Optical characterization of isothermal spin state switching in an Fe(II) spin crossover molecular and polymer ferroelectric bilayer

J Phys Condens Matter. 2023 Jun 8;35(36). doi: 10.1088/1361-648X/acd7ba.

Abstract

Using optical characterization, it is evident that the spin state of the spin crossover molecular complex [Fe{H2B(pz)2}2(bipy)] (pz = tris(pyrazol-1-1y)-borohydride, bipy = 2,2'-bipyridine) depends on the electric polarization of the adjacent polymer ferroelectric polyvinylidene fluoride-hexafluoropropylene (PVDF-HFP) thin film. The role of the PVDF-HFP thin film is significant but complex. The UV-Vis spectroscopy measurements reveals that room temperature switching of the electronic structure of [Fe{H2B(pz)2}2(bipy)] molecules in bilayers of PVDF-HFP/[Fe{H2B(pz)2}2(bipy)] occurs as a function of ferroelectric polarization.

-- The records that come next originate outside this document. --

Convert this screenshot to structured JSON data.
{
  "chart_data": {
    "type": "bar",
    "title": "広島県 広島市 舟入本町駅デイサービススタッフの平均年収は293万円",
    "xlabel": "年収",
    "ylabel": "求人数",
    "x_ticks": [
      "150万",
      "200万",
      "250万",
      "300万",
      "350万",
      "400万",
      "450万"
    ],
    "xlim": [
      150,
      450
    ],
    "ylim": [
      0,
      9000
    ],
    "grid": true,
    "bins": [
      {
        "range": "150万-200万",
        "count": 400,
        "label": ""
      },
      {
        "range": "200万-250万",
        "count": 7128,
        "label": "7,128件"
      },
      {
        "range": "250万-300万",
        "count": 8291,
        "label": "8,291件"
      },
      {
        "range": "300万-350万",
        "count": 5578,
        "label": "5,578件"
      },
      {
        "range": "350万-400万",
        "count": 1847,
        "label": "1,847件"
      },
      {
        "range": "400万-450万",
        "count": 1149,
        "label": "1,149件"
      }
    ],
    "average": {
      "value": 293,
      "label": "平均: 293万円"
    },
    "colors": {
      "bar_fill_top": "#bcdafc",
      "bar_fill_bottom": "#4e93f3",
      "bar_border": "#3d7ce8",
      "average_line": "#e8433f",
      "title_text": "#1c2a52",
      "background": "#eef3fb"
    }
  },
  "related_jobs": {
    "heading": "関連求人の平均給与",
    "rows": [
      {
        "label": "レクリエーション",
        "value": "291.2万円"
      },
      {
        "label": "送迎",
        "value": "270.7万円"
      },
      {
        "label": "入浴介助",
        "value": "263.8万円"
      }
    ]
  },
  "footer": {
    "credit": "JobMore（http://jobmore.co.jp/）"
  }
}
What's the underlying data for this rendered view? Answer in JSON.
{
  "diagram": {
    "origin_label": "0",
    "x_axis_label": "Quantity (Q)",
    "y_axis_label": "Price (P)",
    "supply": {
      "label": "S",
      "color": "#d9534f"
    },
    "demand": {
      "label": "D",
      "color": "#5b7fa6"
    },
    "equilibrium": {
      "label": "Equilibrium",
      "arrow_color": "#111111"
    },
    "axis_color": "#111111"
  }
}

The retention of voltage-controlled nonvolatile changes to the electronic structure in bilayers of PVDF-HFP/[Fe{H2B(pz)2}2(bipy)] strongly depends on the thickness of the PVDF-HFP layer. The PVDF-HFP/[Fe{H2B(pz)2}2(bipy)] interface may affect PVDF-HFP ferroelectric polarization retention in the thin film limit.

Keywords: Fe(II) complex; UV–Vis spectroscopy; isothermal switching; spin crossover; spintronics; thin films.